Plenty of bloggers and internet writers out there have used CreateSpace and
have good advice, available at your Googling fingertips. This makes me a little misty-eyed
about the democratic nature of the internet. I mean, look at us right now. I have written something that you are reading! And we’re real people
with no editors or agents between us, like we just bumped into each other on
the street. Doesn’t that just make your head go pop? Nutty good.
*** With this title of characteristic German precision: Zitronen
in einer Schale, welche auf einer Käseschachtel steht, ein Korb voller Wal- und
Haselnüsse, eine aufgeschnittene Zitrone, ein Messer, eine Maus, die von einer
Walnuss nascht und eine Katze auf einem Holztisch. (Translation: “Lemons in a bowl standing on a cheese box, with a
basket of walnuts and hazelnuts, a sliced lemon, a knife and a mouse eating
nuts on a wooden table, and a cat.”)
**** It was late and I was tired, so I was tempted to stick
something flippant in there, like, “These 22 poems are the best ones I could
write.” But you know, thumbing your nose at Amazon on Amazon does not hurt Amazon; it just makes you look like an idiot.

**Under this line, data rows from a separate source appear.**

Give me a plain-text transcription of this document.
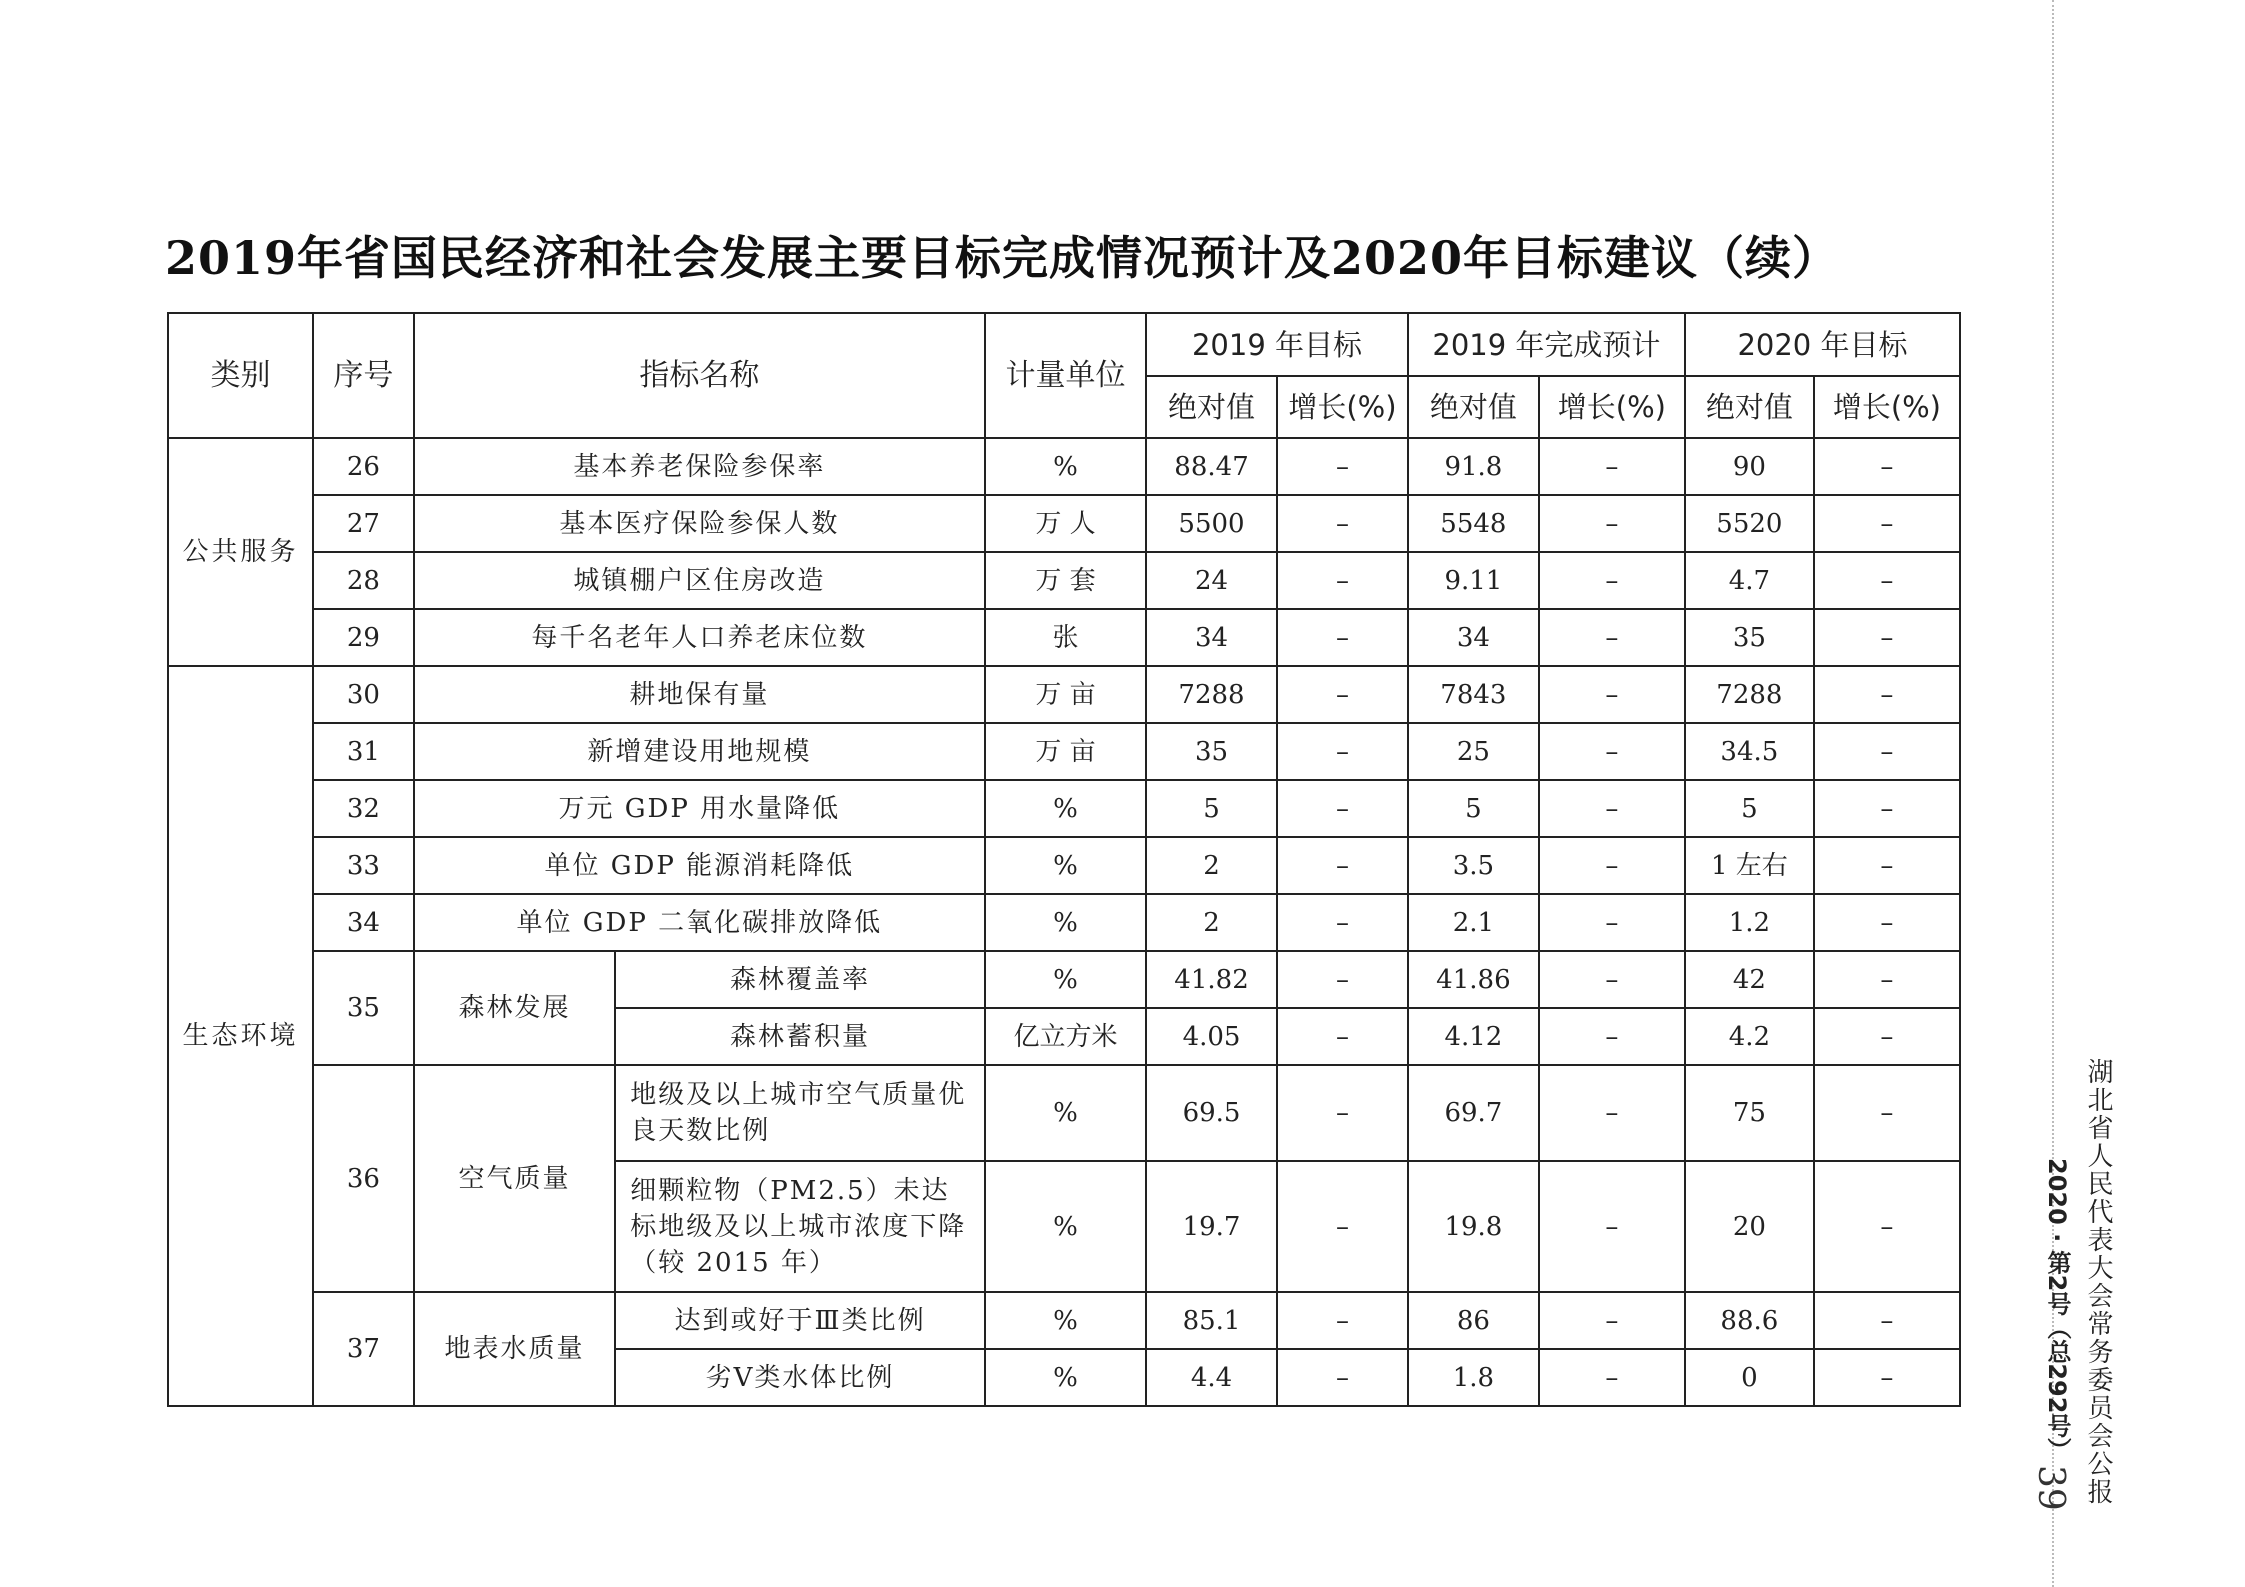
2019年省国民经济和社会发展主要目标完成情况预计及2020年目标建议（续）
类别	序号	指标名称		计量单位	2019 年目标		2019 年完成预计		2020 年目标	
					绝对值	增长(%)	绝对值	增长(%)	绝对值	增长(%)
公共服务	26	基本养老保险参保率		%	88.47	–	91.8	–	90	–
	27	基本医疗保险参保人数		万 人	5500	–	5548	–	5520	–
	28	城镇棚户区住房改造		万 套	24	–	9.11	–	4.7	–
	29	每千名老年人口养老床位数		张	34	–	34	–	35	–
生态环境	30	耕地保有量		万 亩	7288	–	7843	–	7288	–
	31	新增建设用地规模		万 亩	35	–	25	–	34.5	–
	32	万元 GDP 用水量降低		%	5	–	5	–	5	–
	33	单位 GDP 能源消耗降低		%	2	–	3.5	–	1 左右	–
	34	单位 GDP 二氧化碳排放降低		%	2	–	2.1	–	1.2	–
	35	森林发展	森林覆盖率	%	41.82	–	41.86	–	42	–
			森林蓄积量	亿立方米	4.05	–	4.12	–	4.2	–
	36	空气质量	地级及以上城市空气质量优良天数比例	%	69.5	–	69.7	–	75	–
			细颗粒物（PM2.5）未达标地级及以上城市浓度下降（较 2015 年）	%	19.7	–	19.8	–	20	–
	37	地表水质量	达到或好于Ⅲ类比例	%	85.1	–	86	–	88.6	–
			劣Ⅴ类水体比例	%	4.4	–	1.8	–	0	–	湖北省人民代表大会常务委员会公报
2020 · 第2号（总292号）
39
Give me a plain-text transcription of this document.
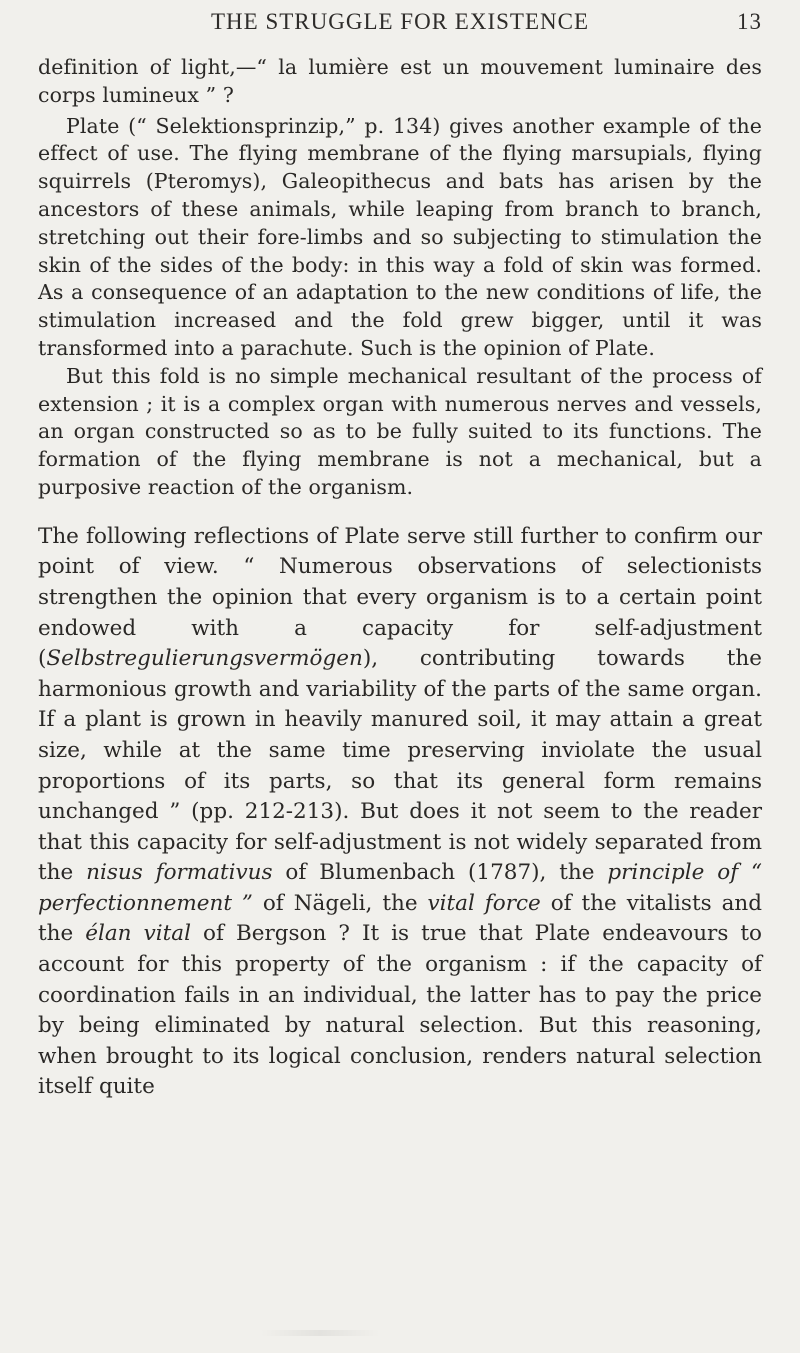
THE STRUGGLE FOR EXISTENCE	13

definition of light,—“ la lumière est un mouvement luminaire des corps lumineux ” ?

Plate (“ Selektionsprinzip,” p. 134) gives another example of the effect of use. The flying membrane of the flying marsupials, flying squirrels (Pteromys), Galeopithecus and bats has arisen by the ancestors of these animals, while leaping from branch to branch, stretching out their fore-limbs and so subjecting to stimulation the skin of the sides of the body: in this way a fold of skin was formed. As a consequence of an adaptation to the new conditions of life, the stimulation increased and the fold grew bigger, until it was transformed into a parachute. Such is the opinion of Plate.

But this fold is no simple mechanical resultant of the process of extension ; it is a complex organ with numerous nerves and vessels, an organ constructed so as to be fully suited to its functions. The formation of the flying membrane is not a mechanical, but a purposive reaction of the organism.

The following reflections of Plate serve still further to confirm our point of view. “ Numerous observations of selectionists strengthen the opinion that every organism is to a certain point endowed with a capacity for self-adjustment (Selbstregulierungsvermögen), contributing towards the harmonious growth and variability of the parts of the same organ. If a plant is grown in heavily manured soil, it may attain a great size, while at the same time preserving inviolate the usual proportions of its parts, so that its general form remains unchanged ” (pp. 212-213). But does it not seem to the reader that this capacity for self-adjustment is not widely separated from the nisus formativus of Blumenbach (1787), the principle of “ perfectionnement ” of Nägeli, the vital force of the vitalists and the élan vital of Bergson ? It is true that Plate endeavours to account for this property of the organism : if the capacity of coordination fails in an individual, the latter has to pay the price by being eliminated by natural selection. But this reasoning, when brought to its logical conclusion, renders natural selection itself quite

I ended up with “This graceful, unflinching collection of 22 poems explores the
real cats in our lives—the companions, the hunters, the strays, the kittens who
grow up and grow old with us. Beautiful
Brutal turns the ‘sentimental cat poem’ upside down, reminding us of the
deep, wild mysteries we seek in cats—and see reflected in ourselves.” It still
feels over the top. But I can change it later.
***** I know—I’m totally missing the capitalism angle, the
consumerism and instant-gratification culture and big-brother apocalypse. But I
just had a baby (book). I'm emotional.